29
La tranquila música del bar ejercía un efecto relajante sobre ellos, y permanecieron sentados en silencio hasta que Valgerdur se inclinó hacia él y le tomó la mano.
—Es mejor que me marche ya —dijo.
Erlendur asintió con la cabeza y los dos se pusieron en pie. Ella le besó en la mejilla y durante un instante se arrimó a él.

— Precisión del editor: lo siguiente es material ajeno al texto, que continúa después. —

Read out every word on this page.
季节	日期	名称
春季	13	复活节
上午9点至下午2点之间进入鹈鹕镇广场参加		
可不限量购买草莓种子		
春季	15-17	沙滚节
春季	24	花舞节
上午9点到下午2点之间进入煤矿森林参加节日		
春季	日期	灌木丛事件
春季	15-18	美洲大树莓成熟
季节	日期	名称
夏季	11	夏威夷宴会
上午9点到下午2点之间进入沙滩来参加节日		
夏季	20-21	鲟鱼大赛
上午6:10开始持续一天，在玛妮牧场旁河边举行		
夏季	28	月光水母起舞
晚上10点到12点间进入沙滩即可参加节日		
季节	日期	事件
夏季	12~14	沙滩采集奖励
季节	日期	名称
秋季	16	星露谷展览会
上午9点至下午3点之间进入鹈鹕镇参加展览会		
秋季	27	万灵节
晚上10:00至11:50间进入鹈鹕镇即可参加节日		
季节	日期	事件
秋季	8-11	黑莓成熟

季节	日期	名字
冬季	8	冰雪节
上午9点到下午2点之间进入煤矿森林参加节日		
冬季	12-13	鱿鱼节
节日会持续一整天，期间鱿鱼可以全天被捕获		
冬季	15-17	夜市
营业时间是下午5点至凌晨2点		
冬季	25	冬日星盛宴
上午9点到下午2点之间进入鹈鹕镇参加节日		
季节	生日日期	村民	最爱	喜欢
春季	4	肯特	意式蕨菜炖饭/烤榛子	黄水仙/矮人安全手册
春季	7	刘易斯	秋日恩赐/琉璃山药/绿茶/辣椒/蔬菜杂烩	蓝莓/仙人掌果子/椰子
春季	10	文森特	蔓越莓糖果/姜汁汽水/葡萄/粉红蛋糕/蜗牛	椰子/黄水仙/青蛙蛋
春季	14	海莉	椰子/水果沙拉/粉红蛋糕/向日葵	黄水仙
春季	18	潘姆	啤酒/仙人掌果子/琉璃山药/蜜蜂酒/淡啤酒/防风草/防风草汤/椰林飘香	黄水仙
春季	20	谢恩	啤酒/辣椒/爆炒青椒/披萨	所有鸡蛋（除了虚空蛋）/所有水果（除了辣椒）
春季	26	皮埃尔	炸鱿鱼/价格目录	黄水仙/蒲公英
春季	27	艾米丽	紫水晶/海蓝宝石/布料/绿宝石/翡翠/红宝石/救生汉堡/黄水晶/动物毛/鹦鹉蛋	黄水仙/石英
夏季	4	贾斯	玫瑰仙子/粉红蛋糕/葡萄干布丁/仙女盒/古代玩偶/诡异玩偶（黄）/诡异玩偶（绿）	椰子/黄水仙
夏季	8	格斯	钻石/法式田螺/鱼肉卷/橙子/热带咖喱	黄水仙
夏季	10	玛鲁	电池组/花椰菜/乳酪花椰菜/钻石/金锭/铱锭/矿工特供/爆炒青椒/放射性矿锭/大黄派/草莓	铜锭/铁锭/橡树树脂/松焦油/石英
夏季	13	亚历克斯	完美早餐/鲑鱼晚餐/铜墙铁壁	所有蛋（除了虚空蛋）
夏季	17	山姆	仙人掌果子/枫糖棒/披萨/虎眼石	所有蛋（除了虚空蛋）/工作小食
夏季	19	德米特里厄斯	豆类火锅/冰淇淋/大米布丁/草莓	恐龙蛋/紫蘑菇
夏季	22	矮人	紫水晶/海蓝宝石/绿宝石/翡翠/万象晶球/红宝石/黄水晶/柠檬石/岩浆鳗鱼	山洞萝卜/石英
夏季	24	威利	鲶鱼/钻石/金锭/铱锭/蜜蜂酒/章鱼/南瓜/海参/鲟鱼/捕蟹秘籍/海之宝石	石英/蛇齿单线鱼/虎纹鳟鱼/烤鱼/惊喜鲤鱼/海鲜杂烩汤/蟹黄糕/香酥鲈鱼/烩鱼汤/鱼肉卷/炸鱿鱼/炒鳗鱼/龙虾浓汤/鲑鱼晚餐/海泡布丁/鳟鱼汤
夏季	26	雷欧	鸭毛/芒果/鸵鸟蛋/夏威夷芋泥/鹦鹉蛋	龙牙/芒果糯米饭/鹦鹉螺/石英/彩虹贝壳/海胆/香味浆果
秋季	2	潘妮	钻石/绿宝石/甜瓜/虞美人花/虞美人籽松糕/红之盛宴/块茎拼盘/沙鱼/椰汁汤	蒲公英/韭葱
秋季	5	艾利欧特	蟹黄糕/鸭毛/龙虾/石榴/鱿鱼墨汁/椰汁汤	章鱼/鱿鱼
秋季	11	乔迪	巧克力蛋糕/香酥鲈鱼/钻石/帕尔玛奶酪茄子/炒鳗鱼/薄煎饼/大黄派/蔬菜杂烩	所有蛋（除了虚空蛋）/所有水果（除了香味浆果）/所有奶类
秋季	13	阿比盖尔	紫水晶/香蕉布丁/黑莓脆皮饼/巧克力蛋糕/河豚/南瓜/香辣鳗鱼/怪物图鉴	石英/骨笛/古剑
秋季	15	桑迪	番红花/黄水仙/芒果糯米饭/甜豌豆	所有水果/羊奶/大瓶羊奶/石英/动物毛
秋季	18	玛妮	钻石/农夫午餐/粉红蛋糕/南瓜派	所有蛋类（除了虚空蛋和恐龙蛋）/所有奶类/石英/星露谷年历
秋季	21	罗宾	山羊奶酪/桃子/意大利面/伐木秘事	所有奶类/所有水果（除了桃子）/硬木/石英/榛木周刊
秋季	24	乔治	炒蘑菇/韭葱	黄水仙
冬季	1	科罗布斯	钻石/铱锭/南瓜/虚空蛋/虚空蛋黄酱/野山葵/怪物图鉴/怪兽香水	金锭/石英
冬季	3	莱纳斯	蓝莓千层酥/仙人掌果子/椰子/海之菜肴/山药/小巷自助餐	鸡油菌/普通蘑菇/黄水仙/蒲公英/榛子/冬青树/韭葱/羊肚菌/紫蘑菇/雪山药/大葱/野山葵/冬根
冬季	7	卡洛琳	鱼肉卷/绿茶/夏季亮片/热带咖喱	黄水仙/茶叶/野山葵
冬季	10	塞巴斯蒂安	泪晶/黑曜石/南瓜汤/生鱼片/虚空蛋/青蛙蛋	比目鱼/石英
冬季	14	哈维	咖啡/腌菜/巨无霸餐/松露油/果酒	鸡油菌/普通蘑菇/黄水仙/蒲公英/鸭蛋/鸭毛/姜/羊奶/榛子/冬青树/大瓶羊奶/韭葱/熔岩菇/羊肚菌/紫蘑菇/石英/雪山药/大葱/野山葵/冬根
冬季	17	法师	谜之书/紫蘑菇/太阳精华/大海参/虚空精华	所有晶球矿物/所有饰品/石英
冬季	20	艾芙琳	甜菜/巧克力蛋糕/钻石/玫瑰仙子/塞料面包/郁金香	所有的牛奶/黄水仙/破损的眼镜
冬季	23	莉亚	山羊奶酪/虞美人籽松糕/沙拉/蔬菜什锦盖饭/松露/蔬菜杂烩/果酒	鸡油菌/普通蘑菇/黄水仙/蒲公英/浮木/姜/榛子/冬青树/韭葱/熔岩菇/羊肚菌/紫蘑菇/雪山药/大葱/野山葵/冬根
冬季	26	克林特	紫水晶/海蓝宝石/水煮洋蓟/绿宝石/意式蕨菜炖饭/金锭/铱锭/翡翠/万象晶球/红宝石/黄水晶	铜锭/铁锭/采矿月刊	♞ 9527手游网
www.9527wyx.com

Ninguno de los dos se dio cuenta de que Eva Lind había entrado en el bar y los miraba desde lejos. Los vio levantarse, vio que ella le besaba y parecía arrimarse a él. Eva Lind dio un respingo y se acercó a ellos con rapidez.
—¿Quién coño eres tú, tía? —dijo Eva, mirándolos a los dos fijamente.
—Eva —dijo Erlendur secamente, sorprendido de ver a su hija en el bar así, de repente—. Sé amable.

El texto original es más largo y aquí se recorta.